A la memoria de Orfelina, la pobre loca de la costanilla del Sil, que vivió
en gozosa soltería durante más de medio siglo y murió en la puta miseria el Año
de la Coronación
de la Virgen
de la Encina.
Orfelina
María de las Mercedes había desembarcado en Ponferrada el día en que sus más felices
moradores estaban festejando con borracheras y fuegos de artificio las nupcias del
rey Alfonso XIII. Con sus formidables pechos de nodriza gallega y el semblante varonil
de sus cincuenta años, se presentó Orfelina ante el alguacil del Ayuntamiento declarando
que era hija natural del Marqués de Carracedelo, y que como única heredera
venía a reclamar el título y la fortuna que legalmente le pertenecían.
A la
mañana siguiente el sargento de la Guardia
Civil la encomendó al médico del manicomio, quien certificó que
aquello no era una mujer sino “una auténtica Tristana, desarreglada y genial
como un bohemio, un marimacho liberal que acabará desquiciando con sus delirios
de grandeza femenil a todas las mujeres de esta urbe.” Nadie le creyó entonces.
Y algunas hortelanas del barrio de la Puebla sintieron lástima y la dejaron vivir en uno de los
chamizos de la cuesta del Sil donde se criaban tres cerdos, una perra de caza, dos pares de gansos asturianos y media docena de gallinas.
Seis
semanas después, Orfelina entraba a trabajar de criada de servicio en una de
las casonas solariegas del casco antiguo de Ponferrada. Nunca más volvió a
preguntar por el misterioso Marqués de Carracedelo. Los nobles varones que en
vano intentaban seducirla iban luego diciendo por ahí que fumaba vegueros
cubanos y se enfilaba con anís, y que si pagaba sus deudas con duros falsos y
se entendía con mozas de mala vida. Y fue entonces cuando Orfelina inició su breve
y penosa revolución de mujer trabajadora.
Las
autoridades locales no se explicaban de dónde sacaba esa loca analfabeta fábulas
tan extravagantes como que las mujeres neozelandesas y australianas y finesas
ya habían conseguido su derecho a votar en las elecciones a los Parlamentos de sus respectivos países. Y a ver cómo se había enterado aquella pendona de que una tal Emy o
Emmeline Pankhurst y su hija Christabel eran las líderes del movimiento
sufragista en Inglaterra, y de que en Madrid una madama apodada Colombine andaba
reivindicando en lacrimógena literatura el derecho al voto para todas las
mujeres españolas. El propio alcalde de la urbe alcanzó a percibir desde su
finca de la Cabrera
la cólera de los próceres monárquicos. “O acabas con esa cizañera feminista, o
se nos jode el invento”, llegaron a decirle.

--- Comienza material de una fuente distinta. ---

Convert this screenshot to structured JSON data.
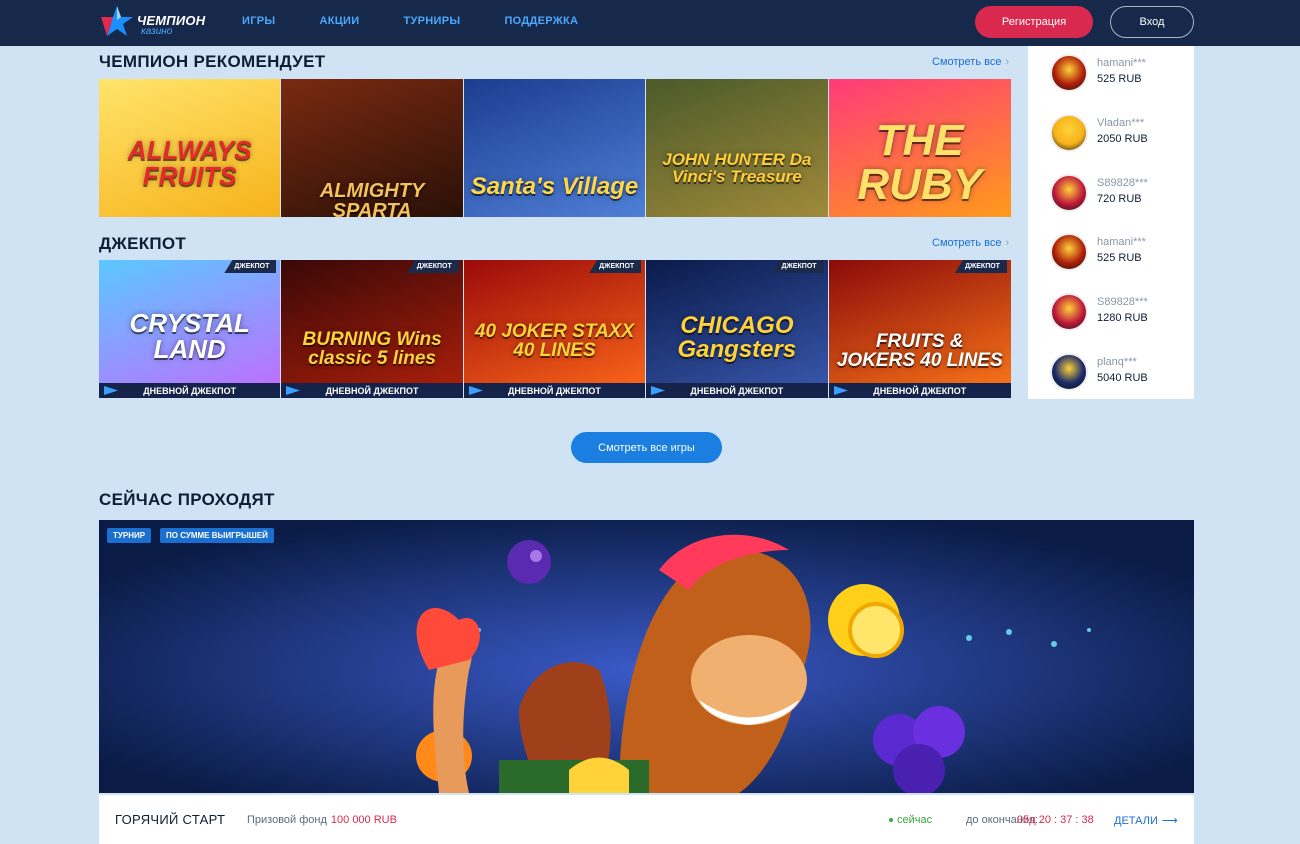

En tiempos tan tormentosos no se
podía permitir que una asistenta de tres al cuarto trajera revueltas con sus
trapisondas a las más de doscientas criadas de servicio e incluso a las honestas
esposas de ciertos comerciantes y abogados y fondistas de mucho postín. Y para
colmo de males regeneracionistas, el ilustre vate Alfredo Agosti la había
elevado a los altares de la lírica en uno de los poemas más eróticos que se
había atrevido a componer...
Orfelina María de las Mercedes padeció persecución de la justicia civil
y militar, fue detenida por escándalo público y metida entre rejas, hasta que una
tarde de marzo del Año de la
Coronación se la llevaron al infierno. Las lavanderas de la Puebla nunca se creyeron el
cuento de que fuera la tuberculosis la que había acabado con su vida.